# Spurious Correlations, or, Why Nicolas Cage Must Be Stopped

There is a misguided assumption in a lot of media reporting on research that correlation equals causation. Correlation is a statistical relationship between two variables – for example, amounts of social service funding and crime rates – that assumes that one variable has some degree of dependence on the other.  In other words, if one variable changes, there should be a change in the other variable if the two are correlated.

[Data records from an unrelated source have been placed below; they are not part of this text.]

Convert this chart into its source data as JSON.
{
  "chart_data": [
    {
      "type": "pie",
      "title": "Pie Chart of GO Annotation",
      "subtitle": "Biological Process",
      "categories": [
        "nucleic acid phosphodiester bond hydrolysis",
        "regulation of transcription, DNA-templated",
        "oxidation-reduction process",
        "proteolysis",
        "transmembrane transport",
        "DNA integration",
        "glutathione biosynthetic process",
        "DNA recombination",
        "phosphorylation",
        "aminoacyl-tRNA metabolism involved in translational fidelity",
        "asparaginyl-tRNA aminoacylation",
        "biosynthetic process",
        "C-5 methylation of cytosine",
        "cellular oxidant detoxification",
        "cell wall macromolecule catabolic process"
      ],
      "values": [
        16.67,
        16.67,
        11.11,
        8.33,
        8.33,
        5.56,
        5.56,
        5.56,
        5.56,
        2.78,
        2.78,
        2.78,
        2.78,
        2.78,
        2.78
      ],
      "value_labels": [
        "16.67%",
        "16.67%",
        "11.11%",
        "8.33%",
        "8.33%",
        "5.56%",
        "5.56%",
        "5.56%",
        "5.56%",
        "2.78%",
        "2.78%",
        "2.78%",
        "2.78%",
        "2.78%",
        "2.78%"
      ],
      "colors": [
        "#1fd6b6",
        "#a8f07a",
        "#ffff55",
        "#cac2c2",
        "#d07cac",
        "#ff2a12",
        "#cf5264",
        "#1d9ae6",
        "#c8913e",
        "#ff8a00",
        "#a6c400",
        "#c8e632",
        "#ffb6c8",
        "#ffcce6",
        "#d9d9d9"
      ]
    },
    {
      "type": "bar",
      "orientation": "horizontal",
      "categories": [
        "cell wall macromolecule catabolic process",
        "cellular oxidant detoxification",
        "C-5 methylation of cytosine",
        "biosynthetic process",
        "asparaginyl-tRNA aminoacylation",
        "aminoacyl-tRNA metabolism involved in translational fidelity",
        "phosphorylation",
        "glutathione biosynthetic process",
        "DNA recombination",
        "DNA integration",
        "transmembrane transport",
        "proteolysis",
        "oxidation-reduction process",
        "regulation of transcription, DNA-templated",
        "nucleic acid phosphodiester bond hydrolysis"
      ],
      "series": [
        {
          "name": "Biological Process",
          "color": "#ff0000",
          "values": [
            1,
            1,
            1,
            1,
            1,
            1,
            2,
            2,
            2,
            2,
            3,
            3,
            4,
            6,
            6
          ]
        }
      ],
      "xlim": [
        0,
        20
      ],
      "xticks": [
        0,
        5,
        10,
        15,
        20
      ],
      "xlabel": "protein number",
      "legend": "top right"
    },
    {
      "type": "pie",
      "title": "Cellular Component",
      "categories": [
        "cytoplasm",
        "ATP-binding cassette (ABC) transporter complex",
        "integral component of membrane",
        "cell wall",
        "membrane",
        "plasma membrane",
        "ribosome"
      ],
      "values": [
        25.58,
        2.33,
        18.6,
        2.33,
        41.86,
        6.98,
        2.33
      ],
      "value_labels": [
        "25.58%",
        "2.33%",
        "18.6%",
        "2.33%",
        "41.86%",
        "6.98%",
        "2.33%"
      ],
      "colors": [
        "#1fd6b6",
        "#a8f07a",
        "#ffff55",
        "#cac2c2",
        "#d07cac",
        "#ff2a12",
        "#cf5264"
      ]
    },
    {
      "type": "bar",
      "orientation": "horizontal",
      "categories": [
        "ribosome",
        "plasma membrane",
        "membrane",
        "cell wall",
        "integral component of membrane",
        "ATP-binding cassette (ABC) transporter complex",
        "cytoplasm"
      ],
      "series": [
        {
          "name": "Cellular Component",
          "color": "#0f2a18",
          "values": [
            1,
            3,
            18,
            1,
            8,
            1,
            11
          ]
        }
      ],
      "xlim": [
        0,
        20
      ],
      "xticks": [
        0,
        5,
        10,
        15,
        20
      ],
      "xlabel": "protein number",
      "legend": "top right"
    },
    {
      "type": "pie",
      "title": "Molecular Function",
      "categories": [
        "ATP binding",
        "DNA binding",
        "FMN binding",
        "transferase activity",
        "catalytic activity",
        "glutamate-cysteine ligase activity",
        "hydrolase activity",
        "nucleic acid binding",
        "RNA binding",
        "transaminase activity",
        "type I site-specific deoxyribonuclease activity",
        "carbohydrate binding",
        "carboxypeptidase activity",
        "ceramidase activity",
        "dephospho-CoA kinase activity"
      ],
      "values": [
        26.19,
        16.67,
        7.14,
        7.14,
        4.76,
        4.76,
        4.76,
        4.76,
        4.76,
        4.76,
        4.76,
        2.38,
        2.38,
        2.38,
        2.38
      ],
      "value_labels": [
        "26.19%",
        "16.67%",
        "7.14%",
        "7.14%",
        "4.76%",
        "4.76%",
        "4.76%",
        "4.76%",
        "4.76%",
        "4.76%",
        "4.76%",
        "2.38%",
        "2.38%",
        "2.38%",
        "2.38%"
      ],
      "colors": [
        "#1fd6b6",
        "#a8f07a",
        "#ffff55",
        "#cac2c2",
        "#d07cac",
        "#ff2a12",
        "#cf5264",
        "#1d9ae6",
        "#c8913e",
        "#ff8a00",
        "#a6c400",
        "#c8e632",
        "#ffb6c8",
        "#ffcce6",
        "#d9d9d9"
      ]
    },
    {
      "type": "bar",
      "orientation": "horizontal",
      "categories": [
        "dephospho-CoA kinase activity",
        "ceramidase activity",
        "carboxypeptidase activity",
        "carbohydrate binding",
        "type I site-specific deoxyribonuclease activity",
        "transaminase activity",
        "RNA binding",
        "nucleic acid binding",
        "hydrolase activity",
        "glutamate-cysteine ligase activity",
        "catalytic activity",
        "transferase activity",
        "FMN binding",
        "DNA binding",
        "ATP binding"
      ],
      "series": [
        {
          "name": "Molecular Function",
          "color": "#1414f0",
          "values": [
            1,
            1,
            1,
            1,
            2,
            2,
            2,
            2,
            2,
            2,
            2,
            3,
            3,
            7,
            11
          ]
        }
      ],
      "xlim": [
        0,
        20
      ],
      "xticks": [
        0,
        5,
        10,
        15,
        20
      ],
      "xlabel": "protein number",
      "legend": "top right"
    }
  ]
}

There is a problem with this assumption, however – or at least it’s a problem for reporters who can’t be bothered to learn basic statistical concepts. A variable that is statistically correlated with another variable may change not because of a change in the other variable,  but because of factors that have absolutely nothing to do with that other variable. If you think of the large number of variables that could be related to amounts of social service funding (e.g. what activities the funding is being spent on, how or where the funding allocations are made) and to crime rates (e.g. what kinds of crimes, how much criminal activity is actually reported), you can see how a correlation cannot definitively prove that changes in funding for social services will result in changes in crime rates. And that is why statistics instructors always tell their students: correlation does not imply causation.

I’ve just come across a website, Spurious Correlations, that demonstrates this principle with some great examples. It seems that Nicolas Cage should be banned from making any more movies, because the more he appears in films, the more people drown in swimming pools.

(The correlation number at the bottom of the table indicates the strength of the relationship between the two variables. A positive number means that an increase in one variable relates to an increase in the other variable; a negative number means that an increase in one variable relates to a decrease in the other variable. The closer the correlation number is to +1 or -1, the stronger the relationship between the variables.)

It also appears that increased mozzarella consumption leads to more doctorates in civil engineering in the United States. Maybe hungry American PhD students eat more cheese?

And the website also allows you to generate your own spurious correlations. I know that it rains a lot in Washington, the US state closest to me. But I didn’t know that a decrease in precipitation in Washington leads to fewer lawyers in the Northern Mariana Islands.

A really great feature of this website is that all its spurious correlations are statistically significant. That is, based on the numbers of pieces of data that were used in the calculation, the correlations are unlikely to have occurred by chance. The fact that these correlations are meaningful by statistical standards – but utterly meaningless in terms of any real effect of the variables on each other – emphasizes even more strongly why it’s important to understand statistical concepts.

And it’s especially important to be able to think critically and analytically about statistics if you’re writing about research based on statistical analyses. If you don’t, you may end up misreporting the research and misleading your readers – which is a problem not only for you and for them, but also for society at large. Because that misleads us about the real reasons why things work as they do.